Debashree Mukherjee is an assistant professor in the Department of Middle Eastern, South Asian and African Studies at Columbia University. She worked in Mumbai’s film and television industries from 2004–2007.

Summary

From starry-eyed fans with dreams of fame to cotton entrepreneurs turned movie moguls, the Bombay film industry has historically energized a range of practices and practitioners, playing a crucial and compelling role in the life of modern India. Bombay Hustle presents an ambitious history of Indian cinema as a history of material practice, bringing new insights to studies of media, modernity, and the late colonial city.

Drawing on original archival research and an innovative transdisciplinary approach, Debashree Mukherjee offers a panoramic portrait of the consolidation of the Bombay film industry during the talkie transition of the 1920s–1940s.

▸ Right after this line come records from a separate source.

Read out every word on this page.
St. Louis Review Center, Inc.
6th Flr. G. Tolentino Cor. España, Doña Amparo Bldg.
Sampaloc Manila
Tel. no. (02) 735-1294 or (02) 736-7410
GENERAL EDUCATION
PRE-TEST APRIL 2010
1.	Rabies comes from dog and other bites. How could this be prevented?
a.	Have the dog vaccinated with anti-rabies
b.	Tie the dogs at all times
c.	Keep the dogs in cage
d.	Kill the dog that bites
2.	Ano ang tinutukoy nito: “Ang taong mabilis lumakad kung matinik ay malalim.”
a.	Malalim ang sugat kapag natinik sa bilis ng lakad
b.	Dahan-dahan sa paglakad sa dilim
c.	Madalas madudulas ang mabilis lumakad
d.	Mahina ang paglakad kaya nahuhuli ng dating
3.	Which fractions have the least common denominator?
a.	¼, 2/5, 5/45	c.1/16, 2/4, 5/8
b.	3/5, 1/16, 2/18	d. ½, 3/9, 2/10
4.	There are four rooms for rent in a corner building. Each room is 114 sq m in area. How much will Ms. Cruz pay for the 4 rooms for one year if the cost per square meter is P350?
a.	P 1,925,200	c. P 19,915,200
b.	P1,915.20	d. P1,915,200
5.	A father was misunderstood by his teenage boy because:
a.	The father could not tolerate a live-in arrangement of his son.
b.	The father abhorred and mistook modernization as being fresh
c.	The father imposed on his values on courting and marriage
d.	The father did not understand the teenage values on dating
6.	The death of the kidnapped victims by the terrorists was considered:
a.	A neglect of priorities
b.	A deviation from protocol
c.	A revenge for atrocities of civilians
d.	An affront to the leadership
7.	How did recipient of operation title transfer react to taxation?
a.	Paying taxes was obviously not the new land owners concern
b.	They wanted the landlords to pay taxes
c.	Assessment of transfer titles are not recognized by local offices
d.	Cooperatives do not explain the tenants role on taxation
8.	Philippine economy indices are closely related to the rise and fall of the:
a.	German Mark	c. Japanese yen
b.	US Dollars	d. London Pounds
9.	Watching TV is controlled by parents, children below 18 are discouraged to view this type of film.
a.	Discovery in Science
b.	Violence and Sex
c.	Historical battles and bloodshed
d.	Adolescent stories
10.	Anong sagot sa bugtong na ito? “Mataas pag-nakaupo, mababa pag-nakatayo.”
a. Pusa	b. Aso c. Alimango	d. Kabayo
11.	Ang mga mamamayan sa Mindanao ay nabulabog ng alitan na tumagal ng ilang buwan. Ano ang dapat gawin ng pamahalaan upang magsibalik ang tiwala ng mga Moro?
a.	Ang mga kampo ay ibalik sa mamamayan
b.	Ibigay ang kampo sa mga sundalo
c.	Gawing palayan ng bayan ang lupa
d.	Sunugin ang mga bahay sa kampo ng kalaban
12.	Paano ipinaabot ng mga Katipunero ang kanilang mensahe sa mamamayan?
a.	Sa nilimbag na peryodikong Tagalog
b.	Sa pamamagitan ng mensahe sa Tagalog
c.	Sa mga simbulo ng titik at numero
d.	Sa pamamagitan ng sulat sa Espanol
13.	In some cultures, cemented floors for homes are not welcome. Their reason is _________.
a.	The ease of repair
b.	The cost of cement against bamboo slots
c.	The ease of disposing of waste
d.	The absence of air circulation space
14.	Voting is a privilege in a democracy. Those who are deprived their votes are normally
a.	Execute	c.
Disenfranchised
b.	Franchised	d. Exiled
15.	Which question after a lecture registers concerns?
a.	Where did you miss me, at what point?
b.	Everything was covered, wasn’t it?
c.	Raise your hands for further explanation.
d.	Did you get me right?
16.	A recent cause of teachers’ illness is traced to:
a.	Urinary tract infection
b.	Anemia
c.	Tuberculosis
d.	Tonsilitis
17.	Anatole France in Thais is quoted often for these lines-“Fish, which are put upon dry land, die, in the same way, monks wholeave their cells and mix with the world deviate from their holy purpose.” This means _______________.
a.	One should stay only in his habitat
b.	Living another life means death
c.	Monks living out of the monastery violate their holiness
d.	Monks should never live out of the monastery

In the decades leading up to independence in 1947, Bombay became synonymous with marketplace thrills, industrial strikes, and modernist experimentation. Its burgeoning film industry embodied Bombay’s spirit of “hustle,” gathering together and spewing out the many different energies and emotions that characterized the city. Bombay Hustle examines diverse sites of film production—finance, pre-production paperwork, casting, screenwriting, acting, stunts—to show how speculative excitement jostled against desires for scientific management in an industry premised on the struggle between contingency and control. Mukherjee develops the concept of a “cine-ecology” in order to examine the bodies, technologies, and environments that collectively shaped the production and circulation of cinematic meaning in this time. The book thus brings into view a range of marginalized film workers, their labor and experiences; forgotten film studios, their technical practices and aesthetic visions; and overlooked connections among media practices, geographical particularities, and historical exigencies.

Additional text

A brilliant achievement! Bombay Hustle bristles with energy, coupling impressive research with imaginative, skillful writing. For anyone interested in what "talking pictures" meant in colonial India, this book is required reading. It's also a game changer, a rare gift to the field. By conceiving film history as a "cine-ecology"—an entangled web of urban space, studio structures, weather, bodies, silhouettes, desires, gossip, policies, and finances among other objects and forces—Mukherjee hustles her way around tired historical models. At its core this study is a capacious invitation, a call for a new generation of film and media scholars to foreground the transfer of energy between human and non-human, between on-screen and off-screen, and between archival absence and embodied experience. I haven't been this inspired in a very long time.